Inditex Group, the fashion empire controlled by billionaire Amancio Ortega famous for the Zara clothing brand, announced 15 December a big profit rise.
Inditex recorded €1.18 billion in net income for the period up to 31 October, a 42% year-on-year rise for the fist nine months of 2010. Store openings in Asia were a highlight for the group, which has opened eight new stores in Japan, eight in South Korea and 42 in China. The world's largest retailer by sales also announced a 14% increase in revenues to €8.9 billion.
The group did continue expanding in Europe, but at a slower pace than in Asia and reported a 10% increase for store sales in local currencies between 1 August and 12 December.
Earlier in the year the Spanish retailer noted the strategic importance of expansion in Asia to its overall strategy.

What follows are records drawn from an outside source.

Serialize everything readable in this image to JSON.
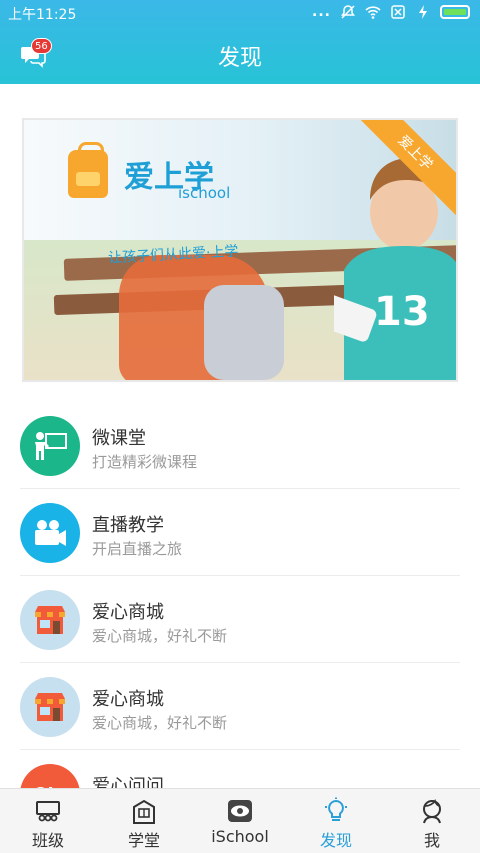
{
  "status": {
    "time": "上午11:25",
    "dots": "..."
  },
  "header": {
    "title": "发现",
    "message_badge": "56"
  },
  "banner": {
    "logo_text": "爱上学",
    "logo_en": "ischool",
    "slogan": "让孩子们从此爱·上学",
    "ribbon": "爱上学"
  },
  "list": {
    "items": [
      {
        "name": "微课堂",
        "desc": "打造精彩微课程",
        "color": "#1bb68a",
        "icon": "teacher-icon"
      },
      {
        "name": "直播教学",
        "desc": "开启直播之旅",
        "color": "#1ab3e8",
        "icon": "video-camera-icon"
      },
      {
        "name": "爱心商城",
        "desc": "爱心商城，好礼不断",
        "color": "#c7e0ef",
        "icon": "shop-icon"
      },
      {
        "name": "爱心商城",
        "desc": "爱心商城，好礼不断",
        "color": "#c7e0ef",
        "icon": "shop-icon"
      },
      {
        "name": "爱心问问",
        "desc": "",
        "color": "#f25b3a",
        "icon": "question-icon"
      }
    ]
  },
  "tabs": [
    {
      "label": "班级",
      "icon": "class-icon"
    },
    {
      "label": "学堂",
      "icon": "school-icon"
    },
    {
      "label": "iSchool",
      "icon": "eye-icon"
    },
    {
      "label": "发现",
      "icon": "bulb-icon",
      "active": true
    },
    {
      "label": "我",
      "icon": "person-icon"
    }
  ],
  "colors": {
    "header": "#2fbde0",
    "accent": "#2a9fd8"
  }
}
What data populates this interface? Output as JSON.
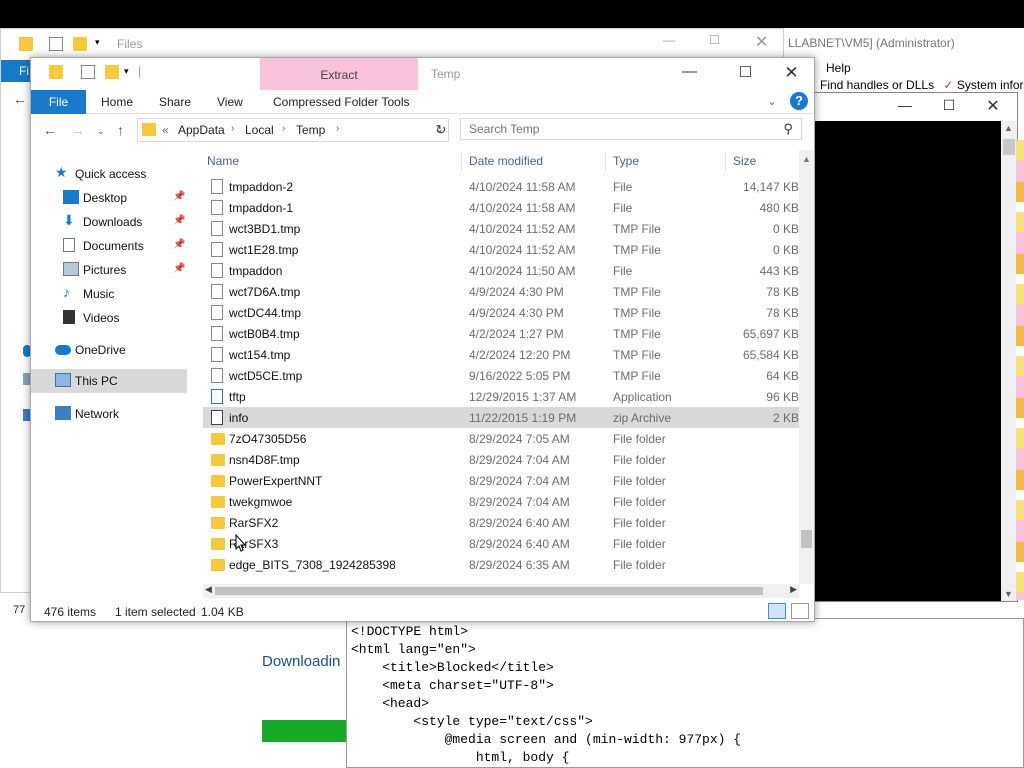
{
  "back_window": {
    "title": "Files",
    "file_tab": "Fi",
    "status_count": "77"
  },
  "admin_window": {
    "title": "LLABNET\\VM5] (Administrator)",
    "menu_help": "Help",
    "toolbar_text": "Find handles or DLLs",
    "toolbar_text2": "System infor"
  },
  "explorer": {
    "title": "Temp",
    "context_tab": "Extract",
    "ribbon": {
      "file": "File",
      "home": "Home",
      "share": "Share",
      "view": "View",
      "context": "Compressed Folder Tools"
    },
    "address": {
      "overflow": "«",
      "segments": [
        "AppData",
        "Local",
        "Temp"
      ]
    },
    "search": {
      "placeholder": "Search Temp"
    },
    "nav": [
      {
        "label": "Quick access",
        "icon": "star-icon",
        "pinned": false
      },
      {
        "label": "Desktop",
        "icon": "desktop-icon",
        "pinned": true
      },
      {
        "label": "Downloads",
        "icon": "download-icon",
        "pinned": true
      },
      {
        "label": "Documents",
        "icon": "documents-icon",
        "pinned": true
      },
      {
        "label": "Pictures",
        "icon": "pictures-icon",
        "pinned": true
      },
      {
        "label": "Music",
        "icon": "music-icon",
        "pinned": false
      },
      {
        "label": "Videos",
        "icon": "videos-icon",
        "pinned": false
      },
      {
        "label": "OneDrive",
        "icon": "cloud-icon",
        "pinned": false
      },
      {
        "label": "This PC",
        "icon": "computer-icon",
        "pinned": false
      },
      {
        "label": "Network",
        "icon": "network-icon",
        "pinned": false
      }
    ],
    "columns": {
      "name": "Name",
      "date": "Date modified",
      "type": "Type",
      "size": "Size"
    },
    "files": [
      {
        "name": "tmpaddon-2",
        "date": "4/10/2024 11:58 AM",
        "type": "File",
        "size": "14,147 KB",
        "icon": "file"
      },
      {
        "name": "tmpaddon-1",
        "date": "4/10/2024 11:58 AM",
        "type": "File",
        "size": "480 KB",
        "icon": "file"
      },
      {
        "name": "wct3BD1.tmp",
        "date": "4/10/2024 11:52 AM",
        "type": "TMP File",
        "size": "0 KB",
        "icon": "file"
      },
      {
        "name": "wct1E28.tmp",
        "date": "4/10/2024 11:52 AM",
        "type": "TMP File",
        "size": "0 KB",
        "icon": "file"
      },
      {
        "name": "tmpaddon",
        "date": "4/10/2024 11:50 AM",
        "type": "File",
        "size": "443 KB",
        "icon": "file"
      },
      {
        "name": "wct7D6A.tmp",
        "date": "4/9/2024 4:30 PM",
        "type": "TMP File",
        "size": "78 KB",
        "icon": "file"
      },
      {
        "name": "wctDC44.tmp",
        "date": "4/9/2024 4:30 PM",
        "type": "TMP File",
        "size": "78 KB",
        "icon": "file"
      },
      {
        "name": "wctB0B4.tmp",
        "date": "4/2/2024 1:27 PM",
        "type": "TMP File",
        "size": "65,697 KB",
        "icon": "file"
      },
      {
        "name": "wct154.tmp",
        "date": "4/2/2024 12:20 PM",
        "type": "TMP File",
        "size": "65,584 KB",
        "icon": "file"
      },
      {
        "name": "wctD5CE.tmp",
        "date": "9/16/2022 5:05 PM",
        "type": "TMP File",
        "size": "64 KB",
        "icon": "file"
      },
      {
        "name": "tftp",
        "date": "12/29/2015 1:37 AM",
        "type": "Application",
        "size": "96 KB",
        "icon": "app"
      },
      {
        "name": "info",
        "date": "11/22/2015 1:19 PM",
        "type": "zip Archive",
        "size": "2 KB",
        "icon": "zip",
        "selected": true
      },
      {
        "name": "7zO47305D56",
        "date": "8/29/2024 7:05 AM",
        "type": "File folder",
        "size": "",
        "icon": "folder"
      },
      {
        "name": "nsn4D8F.tmp",
        "date": "8/29/2024 7:04 AM",
        "type": "File folder",
        "size": "",
        "icon": "folder"
      },
      {
        "name": "PowerExpertNNT",
        "date": "8/29/2024 7:04 AM",
        "type": "File folder",
        "size": "",
        "icon": "folder"
      },
      {
        "name": "twekgmwoe",
        "date": "8/29/2024 7:04 AM",
        "type": "File folder",
        "size": "",
        "icon": "folder"
      },
      {
        "name": "RarSFX2",
        "date": "8/29/2024 6:40 AM",
        "type": "File folder",
        "size": "",
        "icon": "folder"
      },
      {
        "name": "RarSFX3",
        "date": "8/29/2024 6:40 AM",
        "type": "File folder",
        "size": "",
        "icon": "folder"
      },
      {
        "name": "edge_BITS_7308_1924285398",
        "date": "8/29/2024 6:35 AM",
        "type": "File folder",
        "size": "",
        "icon": "folder"
      }
    ],
    "status": {
      "count": "476 items",
      "selected": "1 item selected",
      "size": "1.04 KB"
    }
  },
  "browser_page": {
    "downloading": "Downloadin",
    "code_lines": [
      "<!DOCTYPE html>",
      "<html lang=\"en\">",
      "    <title>Blocked</title>",
      "    <meta charset=\"UTF-8\">",
      "    <head>",
      "        <style type=\"text/css\">",
      "            @media screen and (min-width: 977px) {",
      "                html, body {"
    ]
  }
}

Despite the positive results, Inditex's share price dropped 5.5% yesterday as news emerged that ratings agency Moody's was considering downgrading Spain's credit rating. Inditex shares have increased steadily throughout the year as it consistently reported strong results.

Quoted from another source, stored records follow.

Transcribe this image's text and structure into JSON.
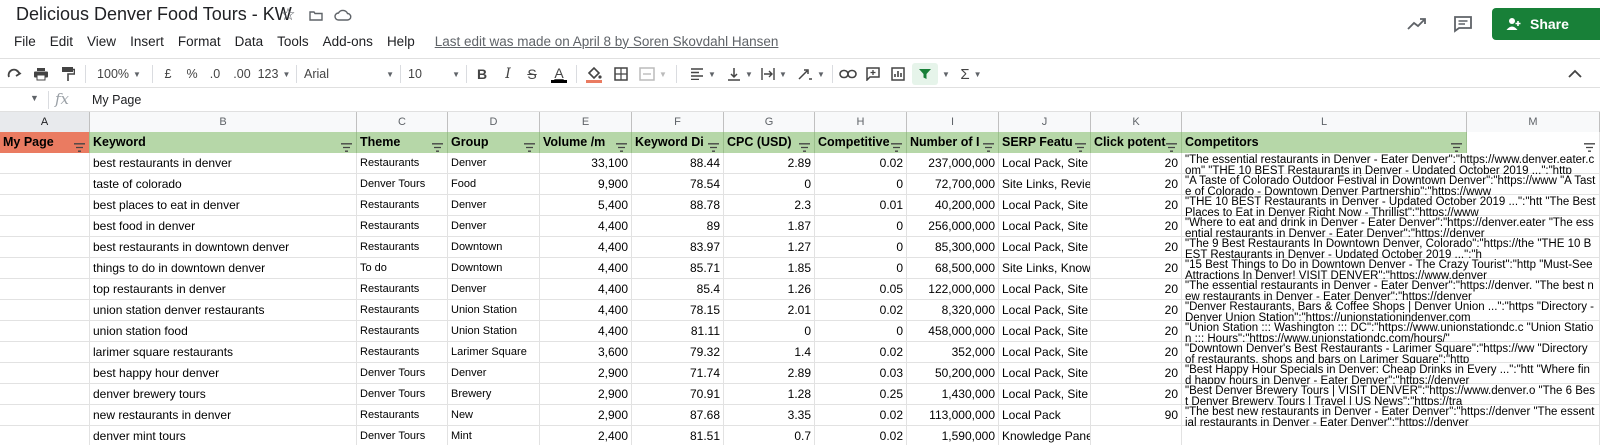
{
  "app": {
    "title": "Delicious Denver Food Tours - KW",
    "last_edit": "Last edit was made on April 8 by Soren Skovdahl Hansen",
    "share_label": "Share"
  },
  "menu": [
    "File",
    "Edit",
    "View",
    "Insert",
    "Format",
    "Data",
    "Tools",
    "Add-ons",
    "Help"
  ],
  "toolbar": {
    "zoom": "100%",
    "currency": "£",
    "percent": "%",
    "decrease_decimals": ".0",
    "increase_decimals": ".00",
    "number_format": "123",
    "font": "Arial",
    "font_size": "10",
    "bold": "B",
    "italic": "I",
    "strikethrough": "S",
    "text_color": "A",
    "functions": "Σ"
  },
  "formula_bar": {
    "fx": "fx",
    "value": "My Page"
  },
  "colors": {
    "header_fill": "#b6d7a8",
    "selected_header_fill": "#ea7b61",
    "share_green": "#188038"
  },
  "sheet": {
    "column_letters": [
      "A",
      "B",
      "C",
      "D",
      "E",
      "F",
      "G",
      "H",
      "I",
      "J",
      "K",
      "L",
      "M"
    ],
    "headers": [
      "My Page",
      "Keyword",
      "Theme",
      "Group",
      "Volume /m",
      "Keyword Di",
      "CPC (USD)",
      "Competitive",
      "Number of I",
      "SERP Featu",
      "Click potent",
      "Competitors",
      ""
    ],
    "rows": [
      {
        "keyword": "best restaurants in denver",
        "theme": "Restaurants",
        "group": "Denver",
        "volume": "33,100",
        "kd": "88.44",
        "cpc": "2.89",
        "comp": "0.02",
        "results": "237,000,000",
        "serp": "Local Pack, Site",
        "click": "20",
        "competitors": "\"The essential restaurants in Denver - Eater Denver\":\"https://www.denver.eater.com\" \"THE 10 BEST Restaurants in Denver - Updated October 2019 ...\":\"http"
      },
      {
        "keyword": "taste of colorado",
        "theme": "Denver Tours",
        "group": "Food",
        "volume": "9,900",
        "kd": "78.54",
        "cpc": "0",
        "comp": "0",
        "results": "72,700,000",
        "serp": "Site Links, Revie",
        "click": "20",
        "competitors": "\"A Taste of Colorado Outdoor Festival in Downtown Denver\":\"https://www \"A Taste of Colorado - Downtown Denver Partnership\":\"https://www"
      },
      {
        "keyword": "best places to eat in denver",
        "theme": "Restaurants",
        "group": "Denver",
        "volume": "5,400",
        "kd": "88.78",
        "cpc": "2.3",
        "comp": "0.01",
        "results": "40,200,000",
        "serp": "Local Pack, Site",
        "click": "20",
        "competitors": "\"THE 10 BEST Restaurants in Denver - Updated October 2019 ...\":\"htt \"The Best Places to Eat in Denver Right Now - Thrillist\":\"https://www"
      },
      {
        "keyword": "best food in denver",
        "theme": "Restaurants",
        "group": "Denver",
        "volume": "4,400",
        "kd": "89",
        "cpc": "1.87",
        "comp": "0",
        "results": "256,000,000",
        "serp": "Local Pack, Site",
        "click": "20",
        "competitors": "\"Where to eat and drink in Denver - Eater Denver\":\"https://denver.eater \"The essential restaurants in Denver - Eater Denver\":\"https://denver"
      },
      {
        "keyword": "best restaurants in downtown denver",
        "theme": "Restaurants",
        "group": "Downtown",
        "volume": "4,400",
        "kd": "83.97",
        "cpc": "1.27",
        "comp": "0",
        "results": "85,300,000",
        "serp": "Local Pack, Site",
        "click": "20",
        "competitors": "\"The 9 Best Restaurants In Downtown Denver, Colorado\":\"https://the \"THE 10 BEST Restaurants in Denver - Updated October 2019 ...\":\"h"
      },
      {
        "keyword": "things to do in downtown denver",
        "theme": "To do",
        "group": "Downtown",
        "volume": "4,400",
        "kd": "85.71",
        "cpc": "1.85",
        "comp": "0",
        "results": "68,500,000",
        "serp": "Site Links, Know",
        "click": "20",
        "competitors": "\"15 Best Things to Do in Downtown Denver - The Crazy Tourist\":\"http \"Must-See Attractions In Denver! VISIT DENVER\":\"https://www.denver"
      },
      {
        "keyword": "top restaurants in denver",
        "theme": "Restaurants",
        "group": "Denver",
        "volume": "4,400",
        "kd": "85.4",
        "cpc": "1.26",
        "comp": "0.05",
        "results": "122,000,000",
        "serp": "Local Pack, Site",
        "click": "20",
        "competitors": "\"The essential restaurants in Denver - Eater Denver\":\"https://denver. \"The best new restaurants in Denver - Eater Denver\":\"https://denver"
      },
      {
        "keyword": "union station denver restaurants",
        "theme": "Restaurants",
        "group": "Union Station",
        "volume": "4,400",
        "kd": "78.15",
        "cpc": "2.01",
        "comp": "0.02",
        "results": "8,320,000",
        "serp": "Local Pack, Site",
        "click": "20",
        "competitors": "\"Denver Restaurants, Bars & Coffee Shops | Denver Union ...\":\"https \"Directory - Denver Union Station\":\"https://unionstationindenver.com"
      },
      {
        "keyword": "union station food",
        "theme": "Restaurants",
        "group": "Union Station",
        "volume": "4,400",
        "kd": "81.11",
        "cpc": "0",
        "comp": "0",
        "results": "458,000,000",
        "serp": "Local Pack, Site",
        "click": "20",
        "competitors": "\"Union Station ::: Washington ::: DC\":\"https://www.unionstationdc.c \"Union Station ::: Hours\":\"https://www.unionstationdc.com/hours/\""
      },
      {
        "keyword": "larimer square restaurants",
        "theme": "Restaurants",
        "group": "Larimer Square",
        "volume": "3,600",
        "kd": "79.32",
        "cpc": "1.4",
        "comp": "0.02",
        "results": "352,000",
        "serp": "Local Pack, Site",
        "click": "20",
        "competitors": "\"Downtown Denver's Best Restaurants - Larimer Square\":\"https://ww \"Directory of restaurants, shops and bars on Larimer Square\":\"http"
      },
      {
        "keyword": "best happy hour denver",
        "theme": "Denver Tours",
        "group": "Denver",
        "volume": "2,900",
        "kd": "71.74",
        "cpc": "2.89",
        "comp": "0.03",
        "results": "50,200,000",
        "serp": "Local Pack, Site",
        "click": "20",
        "competitors": "\"Best Happy Hour Specials in Denver: Cheap Drinks in Every ...\":\"htt \"Where find happy hours in Denver - Eater Denver\":\"https://denver"
      },
      {
        "keyword": "denver brewery tours",
        "theme": "Denver Tours",
        "group": "Brewery",
        "volume": "2,900",
        "kd": "70.91",
        "cpc": "1.28",
        "comp": "0.25",
        "results": "1,430,000",
        "serp": "Local Pack, Site",
        "click": "20",
        "competitors": "\"Best Denver Brewery Tours | VISIT DENVER\":\"https://www.denver.o \"The 6 Best Denver Brewery Tours | Travel | US News\":\"https://tra"
      },
      {
        "keyword": "new restaurants in denver",
        "theme": "Restaurants",
        "group": "New",
        "volume": "2,900",
        "kd": "87.68",
        "cpc": "3.35",
        "comp": "0.02",
        "results": "113,000,000",
        "serp": "Local Pack",
        "click": "90",
        "competitors": "\"The best new restaurants in Denver - Eater Denver\":\"https://denver \"The essential restaurants in Denver - Eater Denver\":\"https://denver"
      },
      {
        "keyword": "denver mint tours",
        "theme": "Denver Tours",
        "group": "Mint",
        "volume": "2,400",
        "kd": "81.51",
        "cpc": "0.7",
        "comp": "0.02",
        "results": "1,590,000",
        "serp": "Knowledge Panel, Top Stories, Reviews",
        "click": "",
        "competitors": ""
      }
    ]
  }
}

Inditex was founded by Ortega – who still serves as chairman and owns 60% of the business – in 1975 when he opened his flagship Zara store in Spain. The brand is now the cornerstone of the empire, which has 5,000 stores in 77 countries.
Ortega was ranked the 9th richest man in the world by Forbes in March 2010, with an estimated personal fortune of $25 billion. His daughter Marta also works in the business and speculation is rife she will succeed her 74-year-old father when he steps down as company head, but no succession plan has been made public.